Izakaya vient du japonais « i » qui signifie « rester » et de « sakaya » qui designe les marchands de saké. A la base, les izakayas étaient donc des vendeurs de saké où les gens pouvaient rester pour boire.

Depuis, les choses ont légèrement changé. Les izakayas pourraient être associés aux « troquets » / « bistrots » français et aux « pubs » irlandais. Ce sont les endroits les plus courants pour boire un verre. Il y a cependant une petite différence. Les izakayas ont la particularité de proposer une vaste carte de plats qui se présentent souvent sous la forme de plats à partager, à mi-chemin entre les tapas espagnols et les vrais hors-d’œuvre. Du coup, les izakayas sont souvent des lieux où se retrouvent collègues et/ou amis à la sortie du boulot pour un « nomikai », littéralement, « réunion pour boire », tout en mangeant un bout : ça ne fait jamais de mal.

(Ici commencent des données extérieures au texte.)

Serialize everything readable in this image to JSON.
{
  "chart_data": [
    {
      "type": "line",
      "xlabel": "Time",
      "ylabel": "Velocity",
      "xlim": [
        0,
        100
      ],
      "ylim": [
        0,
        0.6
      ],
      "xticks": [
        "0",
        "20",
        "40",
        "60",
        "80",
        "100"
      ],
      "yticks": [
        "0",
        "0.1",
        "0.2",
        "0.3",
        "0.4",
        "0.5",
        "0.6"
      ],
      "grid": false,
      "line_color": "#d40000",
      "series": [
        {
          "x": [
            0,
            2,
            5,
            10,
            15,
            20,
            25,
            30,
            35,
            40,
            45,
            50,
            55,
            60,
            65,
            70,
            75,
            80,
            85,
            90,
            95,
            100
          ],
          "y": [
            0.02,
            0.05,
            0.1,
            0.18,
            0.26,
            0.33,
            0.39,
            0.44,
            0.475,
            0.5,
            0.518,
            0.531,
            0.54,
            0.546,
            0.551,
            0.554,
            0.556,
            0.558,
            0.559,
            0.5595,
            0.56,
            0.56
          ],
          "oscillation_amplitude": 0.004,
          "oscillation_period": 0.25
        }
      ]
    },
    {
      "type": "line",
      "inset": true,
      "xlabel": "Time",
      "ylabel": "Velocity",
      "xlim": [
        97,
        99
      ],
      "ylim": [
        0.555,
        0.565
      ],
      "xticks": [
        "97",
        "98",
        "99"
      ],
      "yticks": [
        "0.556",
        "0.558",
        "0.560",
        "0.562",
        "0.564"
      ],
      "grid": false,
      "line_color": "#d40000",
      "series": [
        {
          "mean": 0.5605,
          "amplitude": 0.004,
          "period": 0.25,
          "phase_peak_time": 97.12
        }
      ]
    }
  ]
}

Souvent proposés dans les izakayas (mais pas seulement je pense), vous pouvez prendre un « nomihodai » ou un « tabehodai ». Je vous avais déjà parlé des nomihodais, sans les citer, ce sont ces forfaits où l’on peut boire autant que l’on veut. Les tabehodais sont leur équivalent pour la nourriture.

Enfin, pour finir dans une logique imparable, la lanterne qui orne le début de l’article est une « akachochin » (« aka » signifiant « rouge » et « chochin » lanterne) et est, en quelque sorte, l’emblême des izakayas. Rien à voir avec les « red-light district » (quartiers chauds) puisque si les akachochins sont le symbole des izakayas, cela vient seulement du fait qu’ils ont souvent des lanternes rouges (sur lesquelles vous pouvez d’ailleurs lire : « 居酒屋 » = izakaya) accrochées à leurs entrées.